More than a century ago, book publisher Bobbs-Merrill tried something similar, to make its own local copyright rules and nullify the federal rights of lawful book purchasers, regardless of what the federal copyright law said. Rather than pass a law through a state legislature (what a pain!), Merrill just printed a stern legal warning on every copy of one of its books: “The price of this book at retail is $1 net. No dealer is licensed to sell it at a lower price, and a sale at a lower price will be treated as an infringement of the copyright.” The Supreme Court was not impressed, explaining, “In our view, the copyright statutes, while protecting the owner of the copyright in his right to multiply and sell his production, do not create the right to impose, by notice, such as is disclosed in this case, a limitation at which the book shall be sold at retail by future purchasers, with whom there is no privity of contract.”

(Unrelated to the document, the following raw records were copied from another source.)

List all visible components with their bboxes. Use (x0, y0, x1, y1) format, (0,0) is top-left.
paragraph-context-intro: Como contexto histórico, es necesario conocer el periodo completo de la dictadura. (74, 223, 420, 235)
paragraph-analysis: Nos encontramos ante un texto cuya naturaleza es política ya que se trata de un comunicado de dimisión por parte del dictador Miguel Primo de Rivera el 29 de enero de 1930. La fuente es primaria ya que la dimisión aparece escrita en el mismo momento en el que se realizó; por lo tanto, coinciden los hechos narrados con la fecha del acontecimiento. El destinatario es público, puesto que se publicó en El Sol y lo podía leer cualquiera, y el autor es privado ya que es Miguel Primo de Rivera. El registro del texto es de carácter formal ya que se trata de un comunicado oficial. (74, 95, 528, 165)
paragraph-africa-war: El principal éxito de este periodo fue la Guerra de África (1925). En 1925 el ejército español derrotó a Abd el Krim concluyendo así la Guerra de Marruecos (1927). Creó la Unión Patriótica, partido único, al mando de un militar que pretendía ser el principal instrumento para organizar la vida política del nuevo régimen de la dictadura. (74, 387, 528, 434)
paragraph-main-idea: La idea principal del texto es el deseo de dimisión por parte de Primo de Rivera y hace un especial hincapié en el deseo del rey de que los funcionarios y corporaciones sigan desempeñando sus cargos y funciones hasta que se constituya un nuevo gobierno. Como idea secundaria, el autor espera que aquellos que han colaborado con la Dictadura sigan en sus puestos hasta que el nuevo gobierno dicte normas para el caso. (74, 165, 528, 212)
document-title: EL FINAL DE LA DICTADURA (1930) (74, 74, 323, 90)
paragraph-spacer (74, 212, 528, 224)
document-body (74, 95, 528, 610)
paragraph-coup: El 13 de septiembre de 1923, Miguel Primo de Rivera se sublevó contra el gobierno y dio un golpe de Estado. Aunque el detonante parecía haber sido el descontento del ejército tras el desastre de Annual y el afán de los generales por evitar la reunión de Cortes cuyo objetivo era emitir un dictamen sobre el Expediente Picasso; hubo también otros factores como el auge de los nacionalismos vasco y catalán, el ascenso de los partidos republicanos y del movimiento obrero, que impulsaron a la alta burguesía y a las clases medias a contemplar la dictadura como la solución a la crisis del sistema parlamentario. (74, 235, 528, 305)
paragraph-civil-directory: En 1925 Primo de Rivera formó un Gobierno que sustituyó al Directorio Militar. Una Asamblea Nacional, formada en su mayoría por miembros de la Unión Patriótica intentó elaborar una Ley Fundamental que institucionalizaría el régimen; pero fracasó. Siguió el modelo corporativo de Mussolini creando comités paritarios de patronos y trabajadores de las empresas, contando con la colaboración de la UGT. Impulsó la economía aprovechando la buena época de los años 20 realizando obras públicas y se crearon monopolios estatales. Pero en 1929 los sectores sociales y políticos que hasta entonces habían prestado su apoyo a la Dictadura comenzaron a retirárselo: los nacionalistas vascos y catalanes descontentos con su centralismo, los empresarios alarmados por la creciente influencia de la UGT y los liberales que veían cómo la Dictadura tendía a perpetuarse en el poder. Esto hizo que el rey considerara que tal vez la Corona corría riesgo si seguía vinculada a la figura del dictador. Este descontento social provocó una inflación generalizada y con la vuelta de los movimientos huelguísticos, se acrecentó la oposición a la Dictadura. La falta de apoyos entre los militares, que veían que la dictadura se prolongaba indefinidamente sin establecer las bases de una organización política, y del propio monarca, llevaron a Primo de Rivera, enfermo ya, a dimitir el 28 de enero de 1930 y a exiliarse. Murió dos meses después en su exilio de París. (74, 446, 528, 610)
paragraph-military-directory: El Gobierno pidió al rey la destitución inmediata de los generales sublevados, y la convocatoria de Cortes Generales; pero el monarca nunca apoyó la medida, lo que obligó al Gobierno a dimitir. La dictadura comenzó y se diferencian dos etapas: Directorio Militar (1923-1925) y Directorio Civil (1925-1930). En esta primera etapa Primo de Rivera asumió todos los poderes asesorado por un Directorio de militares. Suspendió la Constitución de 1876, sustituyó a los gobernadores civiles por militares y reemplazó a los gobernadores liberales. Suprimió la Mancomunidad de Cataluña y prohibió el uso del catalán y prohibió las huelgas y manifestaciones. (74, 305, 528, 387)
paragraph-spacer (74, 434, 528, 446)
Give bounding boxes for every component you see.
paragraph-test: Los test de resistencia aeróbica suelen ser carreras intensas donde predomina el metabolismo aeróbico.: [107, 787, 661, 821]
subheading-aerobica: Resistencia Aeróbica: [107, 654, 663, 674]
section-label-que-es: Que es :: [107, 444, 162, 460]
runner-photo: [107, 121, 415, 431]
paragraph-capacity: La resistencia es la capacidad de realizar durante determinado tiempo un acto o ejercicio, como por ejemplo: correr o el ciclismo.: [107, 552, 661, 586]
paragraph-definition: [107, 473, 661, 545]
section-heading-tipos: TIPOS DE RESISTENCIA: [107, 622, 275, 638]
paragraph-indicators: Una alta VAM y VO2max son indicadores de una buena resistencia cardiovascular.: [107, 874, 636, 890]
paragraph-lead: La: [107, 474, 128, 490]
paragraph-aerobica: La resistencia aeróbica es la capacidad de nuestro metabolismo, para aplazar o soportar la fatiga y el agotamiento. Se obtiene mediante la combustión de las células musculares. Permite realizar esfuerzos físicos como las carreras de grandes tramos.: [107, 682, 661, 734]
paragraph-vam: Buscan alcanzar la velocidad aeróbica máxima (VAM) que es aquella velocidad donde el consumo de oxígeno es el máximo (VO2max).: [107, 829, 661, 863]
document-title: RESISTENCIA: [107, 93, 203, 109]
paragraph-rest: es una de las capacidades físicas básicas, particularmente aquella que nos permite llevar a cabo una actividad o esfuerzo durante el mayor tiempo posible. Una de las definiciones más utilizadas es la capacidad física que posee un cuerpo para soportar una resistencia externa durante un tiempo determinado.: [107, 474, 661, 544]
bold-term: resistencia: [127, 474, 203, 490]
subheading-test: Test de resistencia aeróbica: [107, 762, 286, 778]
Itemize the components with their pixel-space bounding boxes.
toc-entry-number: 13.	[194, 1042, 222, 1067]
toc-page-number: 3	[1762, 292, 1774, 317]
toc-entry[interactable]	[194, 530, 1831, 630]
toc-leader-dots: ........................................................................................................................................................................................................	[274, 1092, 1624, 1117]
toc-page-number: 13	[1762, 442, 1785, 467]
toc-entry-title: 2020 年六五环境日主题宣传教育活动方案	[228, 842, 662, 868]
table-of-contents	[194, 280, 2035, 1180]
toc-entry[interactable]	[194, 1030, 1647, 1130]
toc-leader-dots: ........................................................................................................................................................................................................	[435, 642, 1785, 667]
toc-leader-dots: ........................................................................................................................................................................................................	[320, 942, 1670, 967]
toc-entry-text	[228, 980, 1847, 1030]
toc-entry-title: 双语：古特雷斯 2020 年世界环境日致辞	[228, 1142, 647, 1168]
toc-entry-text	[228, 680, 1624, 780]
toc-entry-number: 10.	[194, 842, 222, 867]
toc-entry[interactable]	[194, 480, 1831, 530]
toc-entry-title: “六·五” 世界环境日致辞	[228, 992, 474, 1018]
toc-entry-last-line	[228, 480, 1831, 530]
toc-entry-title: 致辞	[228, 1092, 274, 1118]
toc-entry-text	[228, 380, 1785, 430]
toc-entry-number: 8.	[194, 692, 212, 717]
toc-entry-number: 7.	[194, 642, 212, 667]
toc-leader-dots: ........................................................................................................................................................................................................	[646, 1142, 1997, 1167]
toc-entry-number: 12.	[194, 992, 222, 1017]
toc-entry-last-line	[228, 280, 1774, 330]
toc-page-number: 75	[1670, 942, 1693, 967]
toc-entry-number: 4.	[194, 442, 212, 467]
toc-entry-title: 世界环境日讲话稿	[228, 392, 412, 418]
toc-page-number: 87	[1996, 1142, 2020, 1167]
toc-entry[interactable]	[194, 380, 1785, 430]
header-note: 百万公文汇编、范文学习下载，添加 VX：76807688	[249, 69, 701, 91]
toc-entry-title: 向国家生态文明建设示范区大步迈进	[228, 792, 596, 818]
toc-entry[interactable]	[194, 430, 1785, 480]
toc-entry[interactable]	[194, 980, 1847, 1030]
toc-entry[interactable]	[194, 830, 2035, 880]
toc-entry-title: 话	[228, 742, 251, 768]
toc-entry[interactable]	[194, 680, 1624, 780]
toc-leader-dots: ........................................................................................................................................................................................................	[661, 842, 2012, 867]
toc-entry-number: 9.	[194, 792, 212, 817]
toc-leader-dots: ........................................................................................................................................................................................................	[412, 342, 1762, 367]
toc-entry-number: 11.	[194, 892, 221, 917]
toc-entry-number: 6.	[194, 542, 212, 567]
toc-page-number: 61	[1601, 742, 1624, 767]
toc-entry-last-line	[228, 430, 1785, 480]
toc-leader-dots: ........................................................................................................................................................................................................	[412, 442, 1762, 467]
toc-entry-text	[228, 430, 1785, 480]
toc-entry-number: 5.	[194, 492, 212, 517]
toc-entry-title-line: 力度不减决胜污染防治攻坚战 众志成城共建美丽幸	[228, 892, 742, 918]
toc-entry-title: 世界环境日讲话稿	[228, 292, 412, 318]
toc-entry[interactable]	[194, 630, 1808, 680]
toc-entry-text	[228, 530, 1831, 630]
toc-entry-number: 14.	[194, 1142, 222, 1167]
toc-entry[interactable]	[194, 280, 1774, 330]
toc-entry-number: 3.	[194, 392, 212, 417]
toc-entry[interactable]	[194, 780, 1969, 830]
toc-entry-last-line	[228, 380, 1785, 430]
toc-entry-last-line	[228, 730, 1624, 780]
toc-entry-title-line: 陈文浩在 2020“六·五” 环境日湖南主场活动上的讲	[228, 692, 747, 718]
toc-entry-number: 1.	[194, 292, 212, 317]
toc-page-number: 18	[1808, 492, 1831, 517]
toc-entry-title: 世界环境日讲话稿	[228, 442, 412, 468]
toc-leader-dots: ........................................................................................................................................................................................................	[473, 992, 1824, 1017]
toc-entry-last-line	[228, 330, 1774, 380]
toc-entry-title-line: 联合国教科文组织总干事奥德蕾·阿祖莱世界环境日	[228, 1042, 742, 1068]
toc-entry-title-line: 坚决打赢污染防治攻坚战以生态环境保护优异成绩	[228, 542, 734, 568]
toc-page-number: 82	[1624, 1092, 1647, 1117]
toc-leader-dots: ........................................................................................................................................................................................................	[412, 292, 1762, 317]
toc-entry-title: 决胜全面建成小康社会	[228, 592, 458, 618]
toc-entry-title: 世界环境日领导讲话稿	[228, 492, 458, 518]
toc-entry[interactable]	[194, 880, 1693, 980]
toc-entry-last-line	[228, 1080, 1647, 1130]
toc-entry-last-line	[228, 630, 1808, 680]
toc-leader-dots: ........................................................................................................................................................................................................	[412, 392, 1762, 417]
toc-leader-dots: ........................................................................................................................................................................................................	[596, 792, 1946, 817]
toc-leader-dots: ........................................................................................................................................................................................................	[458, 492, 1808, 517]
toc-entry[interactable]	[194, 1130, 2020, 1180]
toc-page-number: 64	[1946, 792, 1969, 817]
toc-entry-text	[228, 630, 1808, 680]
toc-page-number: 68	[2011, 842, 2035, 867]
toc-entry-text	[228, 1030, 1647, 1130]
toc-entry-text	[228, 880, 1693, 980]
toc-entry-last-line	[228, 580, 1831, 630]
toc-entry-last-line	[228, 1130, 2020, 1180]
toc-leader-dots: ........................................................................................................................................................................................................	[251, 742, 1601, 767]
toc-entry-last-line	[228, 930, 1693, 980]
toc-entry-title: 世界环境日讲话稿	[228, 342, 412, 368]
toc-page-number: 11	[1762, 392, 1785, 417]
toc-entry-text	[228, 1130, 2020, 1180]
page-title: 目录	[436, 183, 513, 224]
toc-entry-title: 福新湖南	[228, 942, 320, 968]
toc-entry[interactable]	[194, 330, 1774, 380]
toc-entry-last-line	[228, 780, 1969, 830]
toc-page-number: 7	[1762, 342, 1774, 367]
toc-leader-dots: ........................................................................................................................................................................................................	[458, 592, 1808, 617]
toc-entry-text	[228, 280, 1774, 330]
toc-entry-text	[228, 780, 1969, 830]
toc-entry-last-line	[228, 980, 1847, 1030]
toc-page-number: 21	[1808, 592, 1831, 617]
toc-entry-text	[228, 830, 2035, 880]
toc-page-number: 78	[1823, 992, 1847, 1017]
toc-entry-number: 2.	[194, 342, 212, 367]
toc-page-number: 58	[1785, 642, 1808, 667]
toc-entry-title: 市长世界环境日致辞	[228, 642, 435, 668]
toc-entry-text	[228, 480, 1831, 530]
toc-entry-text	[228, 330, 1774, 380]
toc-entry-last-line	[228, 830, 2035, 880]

The great state of Oregon can’t obstruct fair use by an act of its legislature, and Bobbs-Merill couldn’t do it with an ersatz contract even at the dawn of the Lochner era, but web publishers continue to seek an end-run around federal copyright law and its pesky fair use right. They’re hoping to find it via “preference signals” using online standards like robots.txt to block even “good bots” like the Wayback Machine, technical measures like Cloudflare’s “Pay to Crawl” to demand license fees from web bots, or, in the closest thing to a Bobbs-Merrill strategy, asserting that the unilateral “terms of service” linked in small-print on every website are an enforceable contract that magically binds every person (or robot) that touches them, regardless of their consent. If these strategies succeed, the publishers will have achieved something truly remarkable: nullifying a federal right by coordinated private action.